RAF Firefighting Museum Searching For New Home

The museum’s founder said they need a "warehouse-sized building" as soon as possible.

A museum showcasing the work of Royal Air Force firefighters has just a few weeks to find a new home as the lease on the current building is about to expire.

More than 40 volunteers look after the collection in Lincolnshire – many of whom former service personnel.

Steve Shirley, the founder of the Museum of RAF Firefighting and a former RAF firefighter himself, is appealing for help to initially find a temporary home for the collection.

He said the museum is the "largest fire collection in the country" and is the only one that specialises in military firefighting. 

"A lot of our vehicles are unique or incredibly rare. For example, we have one vehicle that dates back to 1943," he told Forces News.

"It’s one of only three survivors in the world and it went to Normandy six days after D-Day and it currently drives and it's fully operational."

Mr Shirley spent the last 36-and-a-half years as an RAF firefighter, saying: "It’s a job I’ve loved doing. I was very, very sad when I had to retire last year.

"Throughout my RAF career, this has been my way of trying to put something back in to a job that’s been very good to me."

"A lot of people don’t realise that the RAF and, in fact, the Armed Forces have their own firefighting personnel," he added.

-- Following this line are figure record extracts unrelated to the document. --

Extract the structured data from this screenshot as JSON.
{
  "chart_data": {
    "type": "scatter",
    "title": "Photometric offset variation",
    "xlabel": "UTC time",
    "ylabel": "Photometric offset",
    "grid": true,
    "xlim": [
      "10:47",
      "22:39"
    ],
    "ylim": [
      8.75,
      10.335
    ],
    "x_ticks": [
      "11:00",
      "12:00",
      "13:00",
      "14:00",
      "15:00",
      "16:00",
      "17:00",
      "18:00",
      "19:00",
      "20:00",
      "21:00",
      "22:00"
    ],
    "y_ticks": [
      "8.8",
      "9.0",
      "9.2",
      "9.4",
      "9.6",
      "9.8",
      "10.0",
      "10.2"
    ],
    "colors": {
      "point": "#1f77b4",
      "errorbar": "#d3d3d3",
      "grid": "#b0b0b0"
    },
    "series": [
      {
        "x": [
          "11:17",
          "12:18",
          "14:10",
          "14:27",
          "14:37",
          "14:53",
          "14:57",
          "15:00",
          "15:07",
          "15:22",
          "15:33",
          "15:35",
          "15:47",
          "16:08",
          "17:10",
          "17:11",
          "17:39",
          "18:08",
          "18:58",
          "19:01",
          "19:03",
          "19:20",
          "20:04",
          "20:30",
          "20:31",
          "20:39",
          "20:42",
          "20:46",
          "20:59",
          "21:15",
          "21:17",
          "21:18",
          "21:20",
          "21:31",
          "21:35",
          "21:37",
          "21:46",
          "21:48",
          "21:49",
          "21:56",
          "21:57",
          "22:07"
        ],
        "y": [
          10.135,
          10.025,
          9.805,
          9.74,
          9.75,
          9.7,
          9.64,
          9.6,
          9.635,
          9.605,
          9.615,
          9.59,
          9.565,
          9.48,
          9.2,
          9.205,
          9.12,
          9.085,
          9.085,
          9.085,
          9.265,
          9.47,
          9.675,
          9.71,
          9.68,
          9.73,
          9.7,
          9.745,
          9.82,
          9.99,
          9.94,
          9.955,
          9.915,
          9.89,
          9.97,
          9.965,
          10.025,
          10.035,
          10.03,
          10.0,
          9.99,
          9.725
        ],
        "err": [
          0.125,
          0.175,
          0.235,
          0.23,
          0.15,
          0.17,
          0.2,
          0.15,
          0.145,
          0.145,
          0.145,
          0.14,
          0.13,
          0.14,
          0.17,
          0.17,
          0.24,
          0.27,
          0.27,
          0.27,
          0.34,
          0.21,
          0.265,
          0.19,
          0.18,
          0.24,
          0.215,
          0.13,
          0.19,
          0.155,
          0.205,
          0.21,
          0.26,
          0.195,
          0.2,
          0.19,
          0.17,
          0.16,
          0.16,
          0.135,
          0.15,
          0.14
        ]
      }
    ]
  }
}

WATCH: Forces News visited the museum last year.

Mr Shirely said the museum is currently struggling to find a new home.

"Unfortunately, the only thing on offer at the moment is outside storage in a haulage yard and, if you can imagine, some of our stuff dates back to the 1940s," he said.

"It would deteriorate so quickly if we put it outside."

He added: "Our immediate problem is we must find storage for these vehicles.

"Our longer-term problem is we’ve got to have a rethink; work out where in Lincolnshire we can re-establish the museum permanently and then get the local authorities on board, get the funding streams in place and try and start again."

He explained the museum needs a warehoused-sized building or an empty aircraft hangar which would enable them to park all their vehicles.